Weirdly enough it's a parallel to submission for me, a similar freedom of surrender and self expression. Though both portions of my life have had hurtles to jump the writing has actually been tougher. Submission is something very natural for me, the biggest challenge was letting myself love it and not developing some complex that I was somehow surrendering my also strong opinioned and independent personality. (There's like a whole other blog in that statement, but some other time.) With writing....

Okay let me preface this a little by saying I have always been an English nerd. I still am an English nerd, but there was a time when I was also an asshole. You know the "How dare you butcher my precious English language you cretin!" type of asshole.
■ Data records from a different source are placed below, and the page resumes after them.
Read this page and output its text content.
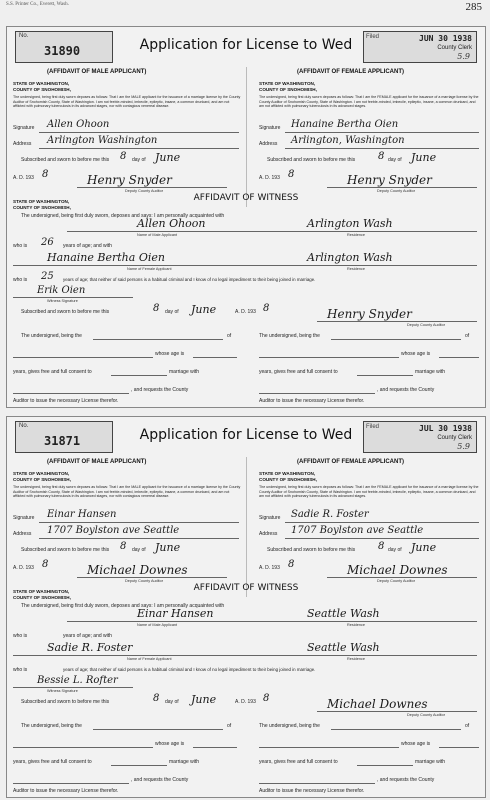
S.S. Printer Co., Everett, Wash.	285
No.
31890	Application for License to Wed	Filed	JUN 30 1938
County Clerk
5.9
(AFFIDAVIT OF MALE APPLICANT)	(AFFIDAVIT OF FEMALE APPLICANT)
STATE OF WASHINGTON,
COUNTY OF SNOHOMISH,
STATE OF WASHINGTON,
COUNTY OF SNOHOMISH,
The undersigned, being first duly sworn deposes as follows: That I am the MALE applicant for the issuance of a marriage license by the County Auditor of Snohomish County, State of Washington. I am not feeble-minded, imbecile, epileptic, insane, a common drunkard, and am not afflicted with pulmonary tuberculosis in its advanced stages, nor with contagious venereal disease.
The undersigned, being first duly sworn deposes as follows: That I am the FEMALE applicant for the issuance of a marriage license by the County Auditor of Snohomish County, State of Washington. I am not feeble-minded, imbecile, epileptic, insane, a common drunkard, and am not afflicted with pulmonary tuberculosis in its advanced stages.
Signature Allen Ohoon	Signature Hanaine Bertha Oien
Address Arlington Washington	Address Arlington, Washington
Subscribed and sworn to before me this 8 day of June	Subscribed and sworn to before me this 8 day of June
A. D. 193 8	Henry Snyder
Deputy County Auditor
A. D. 193 8	Henry Snyder
Deputy County Auditor
AFFIDAVIT OF WITNESS
STATE OF WASHINGTON,
COUNTY OF SNOHOMISH,
The undersigned, being first duly sworn, deposes and says: I am personally acquainted with
Allen Ohoon	Arlington Wash
Name of Male Applicant	Residence
who is 26 years of age; and with
Hanaine Bertha Oien	Arlington Wash
Name of Female Applicant	Residence
who is 25 years of age; that neither of said persons is a habitual criminal and I know of no legal impediment to their being joined in marriage.
Erik Oien
Witness Signature
Subscribed and sworn to before me this	8 day of June	A. D. 193 8	Henry Snyder
Deputy County Auditor
The undersigned, being the	of
whose age is
years, gives free and full consent to	marriage with
, and requests the County
Auditor to issue the necessary License therefor.
The undersigned, being the	of
whose age is
years, gives free and full consent to	marriage with
, and requests the County
Auditor to issue the necessary License therefor.
No.
31871	Application for License to Wed	Filed	JUL 30 1938
County Clerk
5.9
(AFFIDAVIT OF MALE APPLICANT)	(AFFIDAVIT OF FEMALE APPLICANT)
STATE OF WASHINGTON,
COUNTY OF SNOHOMISH,
STATE OF WASHINGTON,
COUNTY OF SNOHOMISH,
The undersigned, being first duly sworn deposes as follows: That I am the MALE applicant for the issuance of a marriage license by the County Auditor of Snohomish County, State of Washington. I am not feeble-minded, imbecile, epileptic, insane, a common drunkard, and am not afflicted with pulmonary tuberculosis in its advanced stages, nor with contagious venereal disease.
The undersigned, being first duly sworn deposes as follows: That I am the FEMALE applicant for the issuance of a marriage license by the County Auditor of Snohomish County, State of Washington. I am not feeble-minded, imbecile, epileptic, insane, a common drunkard, and am not afflicted with pulmonary tuberculosis in its advanced stages.
Signature Einar Hansen	Signature Sadie R. Foster
Address 1707 Boylston ave Seattle	Address 1707 Boylston ave Seattle
Subscribed and sworn to before me this 8 day of June	Subscribed and sworn to before me this 8 day of June
A. D. 193 8	Michael Downes
Deputy County Auditor
A. D. 193 8	Michael Downes
Deputy County Auditor
AFFIDAVIT OF WITNESS
STATE OF WASHINGTON,
COUNTY OF SNOHOMISH,
The undersigned, being first duly sworn, deposes and says: I am personally acquainted with
Einar Hansen	Seattle Wash
Name of Male Applicant	Residence
who is	years of age; and with
Sadie R. Foster	Seattle Wash
Name of Female Applicant	Residence
who is	years of age; that neither of said persons is a habitual criminal and I know of no legal impediment to their being joined in marriage.
Bessie L. Rofter
Witness Signature
Subscribed and sworn to before me this	8 day of June	A. D. 193 8	Michael Downes
Deputy County Auditor
The undersigned, being the	of
whose age is
years, gives free and full consent to	marriage with
, and requests the County
Auditor to issue the necessary License therefor.
The undersigned, being the	of
whose age is
years, gives free and full consent to	marriage with
, and requests the County
Auditor to issue the necessary License therefor.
Nobody really likes this person, and honestly I didn't like myself as this person. I was mostly like this in high school and early college, and I've since come to realize two important things 1. Though I still think good grammar and spelling are important to know and any writer needs constructive criticism to succeed there are times where it just doesn't MATTER. And 2. Where did I get off being so damn judgey toward anyone about it? But hey personal growth is often about realizing you're being shitty and then (oft forgotten but most important part here) NOT being shitty anymore.
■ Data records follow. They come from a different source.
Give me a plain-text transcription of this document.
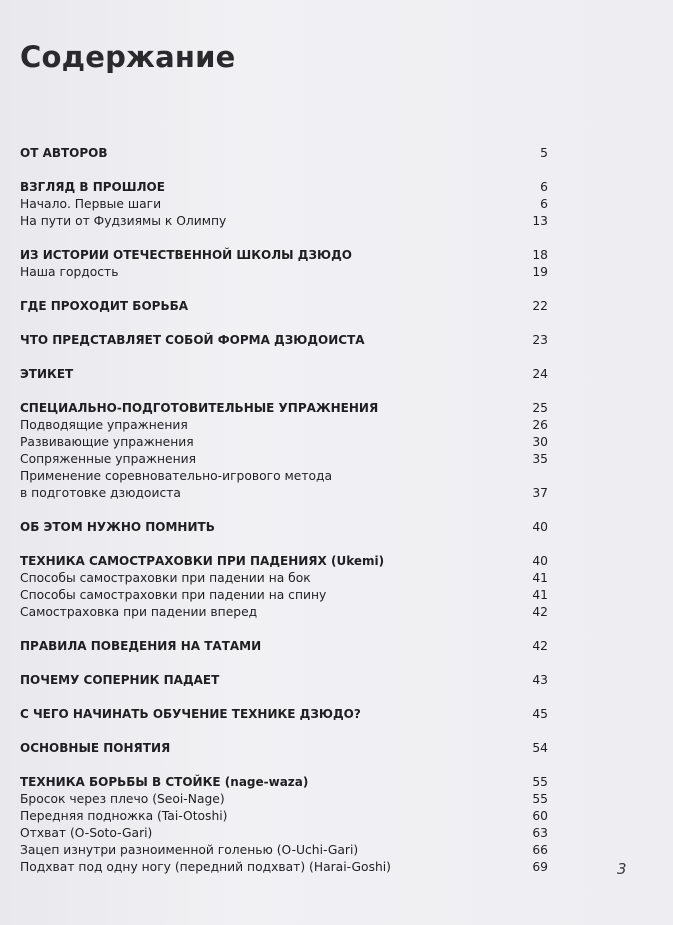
Содержание
ОТ АВТОРОВ	5
ВЗГЛЯД В ПРОШЛОЕ	6
Начало. Первые шаги	6
На пути от Фудзиямы к Олимпу	13
ИЗ ИСТОРИИ ОТЕЧЕСТВЕННОЙ ШКОЛЫ ДЗЮДО	18
Наша гордость	19
ГДЕ ПРОХОДИТ БОРЬБА	22
ЧТО ПРЕДСТАВЛЯЕТ СОБОЙ ФОРМА ДЗЮДОИСТА	23
ЭТИКЕТ	24
СПЕЦИАЛЬНО-ПОДГОТОВИТЕЛЬНЫЕ УПРАЖНЕНИЯ	25
Подводящие упражнения	26
Развивающие упражнения	30
Сопряженные упражнения	35
Применение соревновательно-игрового метода
в подготовке дзюдоиста	37
ОБ ЭТОМ НУЖНО ПОМНИТЬ	40
ТЕХНИКА САМОСТРАХОВКИ ПРИ ПАДЕНИЯХ (Ukemi)	40
Способы самостраховки при падении на бок	41
Способы самостраховки при падении на спину	41
Самостраховка при падении вперед	42
ПРАВИЛА ПОВЕДЕНИЯ НА ТАТАМИ	42
ПОЧЕМУ СОПЕРНИК ПАДАЕТ	43
С ЧЕГО НАЧИНАТЬ ОБУЧЕНИЕ ТЕХНИКЕ ДЗЮДО?	45
ОСНОВНЫЕ ПОНЯТИЯ	54
ТЕХНИКА БОРЬБЫ В СТОЙКЕ (nage-waza)	55
Бросок через плечо (Seoi-Nage)	55
Передняя подножка (Tai-Otoshi)	60
Отхват (O-Soto-Gari)	63
Зацеп изнутри разноименной голенью (O-Uchi-Gari)	66
Подхват под одну ногу (передний подхват) (Harai-Goshi)	69	3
I'm by no means perfect about it. There are moments where I slip back into being a Pretentious Pancake O'douchery, but I've at least developed the good graces not to say (or type) my needlessly pedantic criticism aloud. (unless someone's dropping into my inbox being rude AND a syntax disaster, sometimes I use my evil powers for good.)

Now what does all that have to do with my adoration of the no holds barred, fuck propriety, blogability going on here? Everyones harshest critic is usually themselves. I know that I am. And I've struggled a long time with putting out any pieces of writing that I haven't edited for days and carefully considered every sentence of. Care and editing has produced some good writing from me, but they've also produced stress and some over worked nonsense that isn't any fun. Much like kink, it's about balance.

Also like kink, this is a place to let go and even have fun being oneself without fear. That freedom is something I value very deeply, and when I feel as though I'm being too silly, or unoriginal, or whatever self deprecation my mind conjures it serves as an excellent reminder.

There is no right way.

A rose's sir​(dom male) - i LiKe you're ENglISh NerD SIde Kitten! The Way you our With wordS is simPly amazing Your Kinda amazING. -With love sir
4 years ago
Rose K​(sub female){Owned} - ........Not typically the one who gets to say this but you will be PUNISHED.

😉 Love you too Sir.
4 years ago
A rose's sir​(dom male) - lol writing that may have been punishment enough that our in there about kills me.